Decidió dejar la cocina para más tarde. Pese a estar sola, subió al primer piso buscando un poco de intimidad. Tras correr la cortina que separaba su habitación de la de Lorenz, Erika se sentó en el camastro y encendió una vela. Rompió la cera endurecida y desplegó el papel de algodón, ansiosa por leerlo. La perfecta caligrafía sin adornos le provocó un estremecimiento.

Liebes Mädchen,

Me he permitido escribiros por segunda vez después de algún tiempo. Espero no cansaros con mis pensamientos, pues sé que vuestra vida ya es lo suficientemente ajetreada. No creáis ni por un momento que por el hecho de no enviar correspondencia no pienso en vos. Al contrario, vuestra presencia no me abandona nunca. Ni cuando trabajo, ni cuando duermo. Sueño con vuestro precioso cabello cada noche, lo acaricio como si estuviera a mi alcance, como si de la más delicada seda se tratara. Espero no molestaros con mi atrevimiento.

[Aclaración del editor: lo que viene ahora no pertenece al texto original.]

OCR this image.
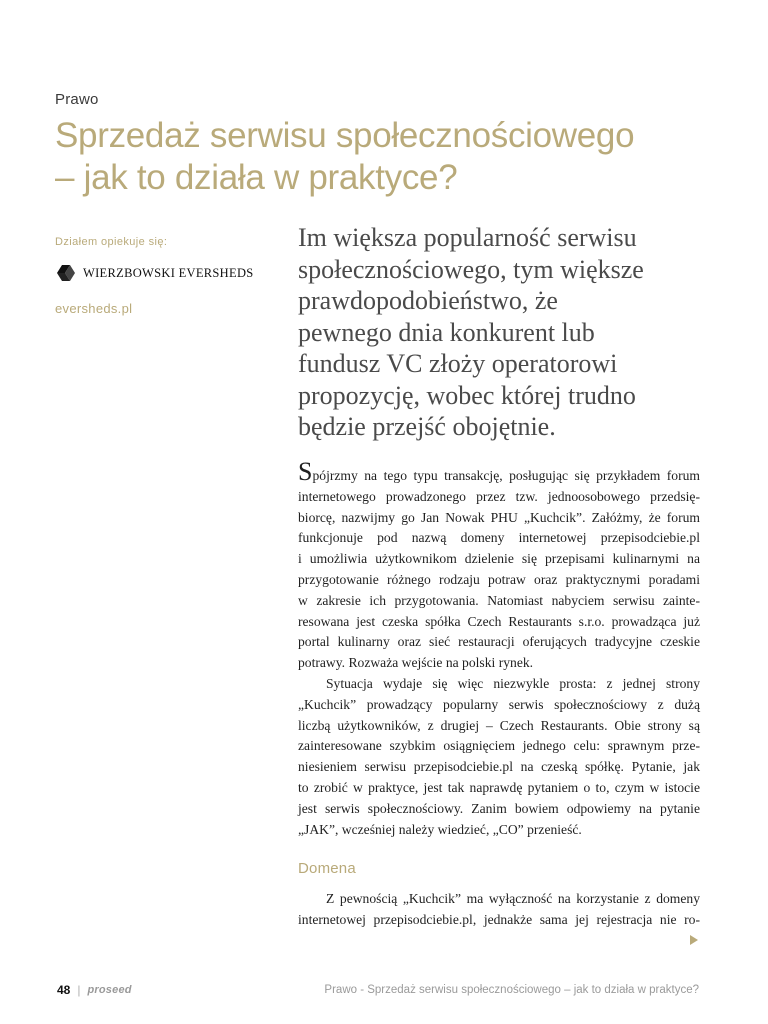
Prawo
Sprzedaż serwisu społecznościowego
– jak to działa w praktyce?
Działem opiekuje się:
WIERZBOWSKI EVERSHEDS
eversheds.pl

Im większa popularność serwisu
społecznościowego, tym większe
prawdopodobieństwo, że
pewnego dnia konkurent lub
fundusz VC złoży operatorowi
propozycję, wobec której trudno
będzie przejść obojętnie.

Spójrzmy na tego typu transakcję, posługując się przykładem forum
internetowego prowadzonego przez tzw. jednoosobowego przedsię-
biorcę, nazwijmy go Jan Nowak PHU „Kuchcik”. Załóżmy, że forum
funkcjonuje pod nazwą domeny internetowej przepisodciebie.pl
i umożliwia użytkownikom dzielenie się przepisami kulinarnymi na
przygotowanie różnego rodzaju potraw oraz praktycznymi poradami
w zakresie ich przygotowania. Natomiast nabyciem serwisu zainte-
resowana jest czeska spółka Czech Restaurants s.r.o. prowadząca już
portal kulinarny oraz sieć restauracji oferujących tradycyjne czeskie
potrawy. Rozważa wejście na polski rynek.

Sytuacja wydaje się więc niezwykle prosta: z jednej strony
„Kuchcik” prowadzący popularny serwis społecznościowy z dużą
liczbą użytkowników, z drugiej – Czech Restaurants. Obie strony są
zainteresowane szybkim osiągnięciem jednego celu: sprawnym prze-
niesieniem serwisu przepisodciebie.pl na czeską spółkę. Pytanie, jak
to zrobić w praktyce, jest tak naprawdę pytaniem o to, czym w istocie
jest serwis społecznościowy. Zanim bowiem odpowiemy na pytanie
„JAK”, wcześniej należy wiedzieć, „CO” przenieść.

Domena

Z pewnością „Kuchcik” ma wyłączność na korzystanie z domeny
internetowej przepisodciebie.pl, jednakże sama jej rejestracja nie ro-

48 | proseed	Prawo - Sprzedaż serwisu społecznościowego – jak to działa w praktyce?
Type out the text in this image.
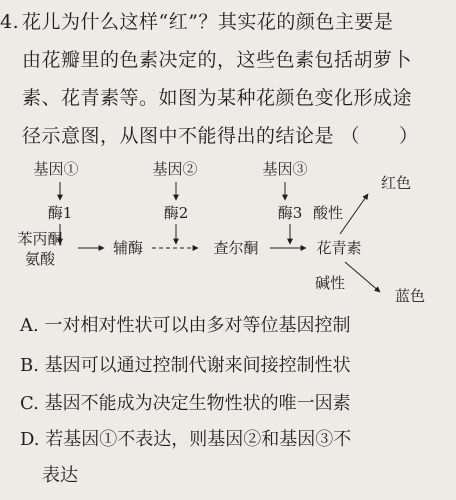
4. 花儿为什么这样“红”？其实花的颜色主要是
由花瓣里的色素决定的，这些色素包括胡萝卜
素、花青素等。如图为某种花颜色变化形成途
径示意图，从图中不能得出的结论是 （　　）
基因①	基因②	基因③
酶1	酶2	酶3
苯丙酮
氨酸
辅酶	查尔酮	花青素
酸性
红色
碱性
蓝色
A. 一对相对性状可以由多对等位基因控制
B. 基因可以通过控制代谢来间接控制性状
C. 基因不能成为决定生物性状的唯一因素
D. 若基因①不表达，则基因②和基因③不
表达
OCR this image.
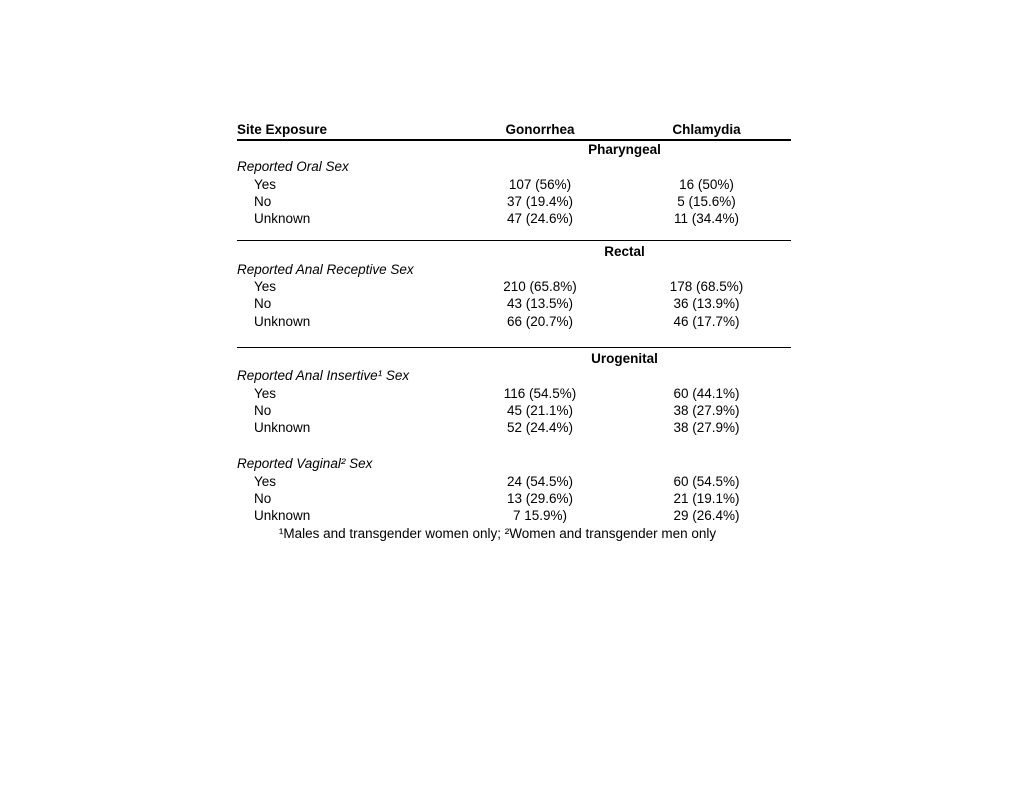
Site Exposure	Gonorrhea	Chlamydia
Pharyngeal
Reported Oral Sex
Yes	107 (56%)	16 (50%)
No	37 (19.4%)	5 (15.6%)
Unknown	47 (24.6%)	11 (34.4%)
Rectal
Reported Anal Receptive Sex
Yes	210 (65.8%)	178 (68.5%)
No	43 (13.5%)	36 (13.9%)
Unknown	66 (20.7%)	46 (17.7%)
Urogenital
Reported Anal Insertive¹ Sex
Yes	116 (54.5%)	60 (44.1%)
No	45 (21.1%)	38 (27.9%)
Unknown	52 (24.4%)	38 (27.9%)
Reported Vaginal² Sex
Yes	24 (54.5%)	60 (54.5%)
No	13 (29.6%)	21 (19.1%)
Unknown	7 15.9%)	29 (26.4%)
¹Males and transgender women only; ²Women and transgender men only
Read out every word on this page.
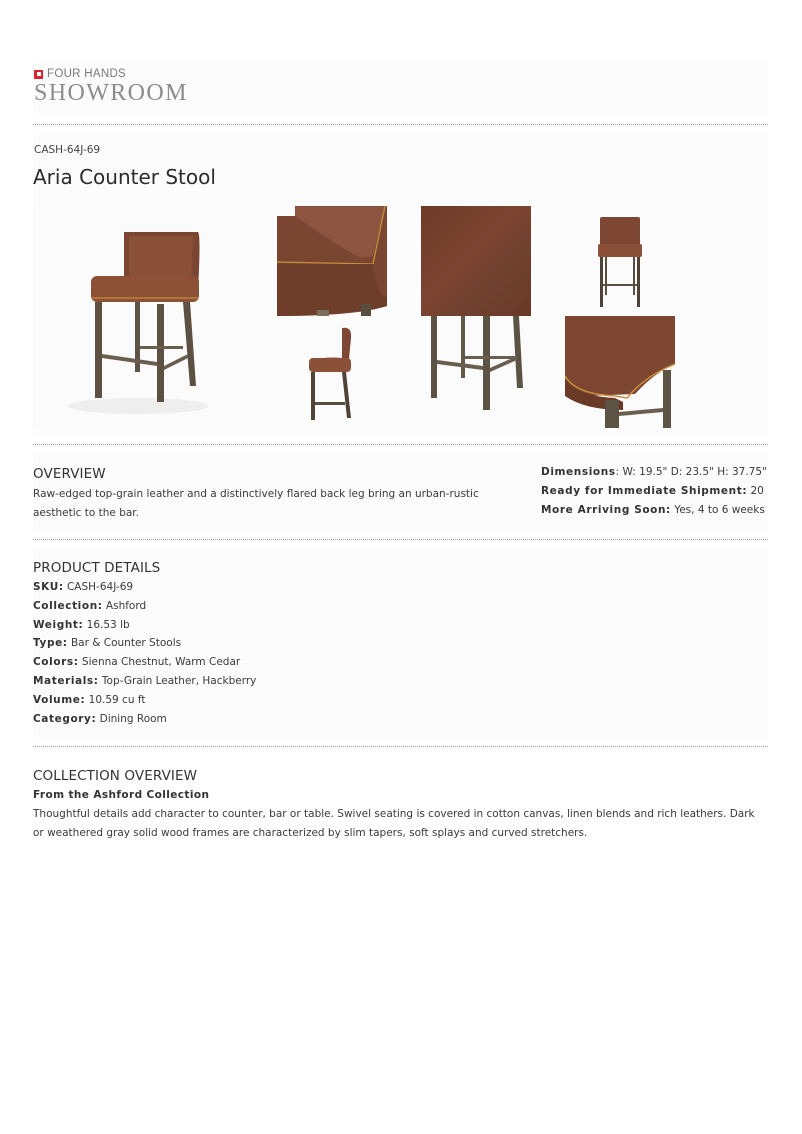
FOUR HANDS
SHOWROOM
CASH-64J-69
Aria Counter Stool
OVERVIEW
Raw-edged top-grain leather and a distinctively flared back leg bring an urban-rustic aesthetic to the bar.
Dimensions: W: 19.5" D: 23.5" H: 37.75"
Ready for Immediate Shipment: 20
More Arriving Soon: Yes, 4 to 6 weeks
PRODUCT DETAILS
SKU: CASH-64J-69
Collection: Ashford
Weight: 16.53 lb
Type: Bar & Counter Stools
Colors: Sienna Chestnut, Warm Cedar
Materials: Top-Grain Leather, Hackberry
Volume: 10.59 cu ft
Category: Dining Room
COLLECTION OVERVIEW
From the Ashford Collection
Thoughtful details add character to counter, bar or table. Swivel seating is covered in cotton canvas, linen blends and rich leathers. Dark or weathered gray solid wood frames are characterized by slim tapers, soft splays and curved stretchers.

Hace solo un instante os he visto cruzar la calle. Caminabais sola con vuestro paso grácil de siempre, con los ojos mirando al cielo, como si escondiera algo maravilloso que nadie más pudiera ver. Me hubiera encantado saber qué era y compartirlo con vos.

Supongo que debéis preguntaros quién soy. No os preocupéis, pronto sabréis más de mí. Si algo he aprendido en todos estos años es a disponer de una paciencia infinita. Por vos, esperaría siempre. Mientras, yo continúo sorprendiéndome cada día de cómo es posible que exista una criatura tan preciosa y de que yo haya tenido la suerte, si no de conoceros aún, sí de veros.

Estas cartas son la única manera que tengo, por ahora, de sentiros cerca, una posibilidad que arroja luz a mi constante oscuridad. Vuestra existencia es el mayor regalo que la vida podía hacerme.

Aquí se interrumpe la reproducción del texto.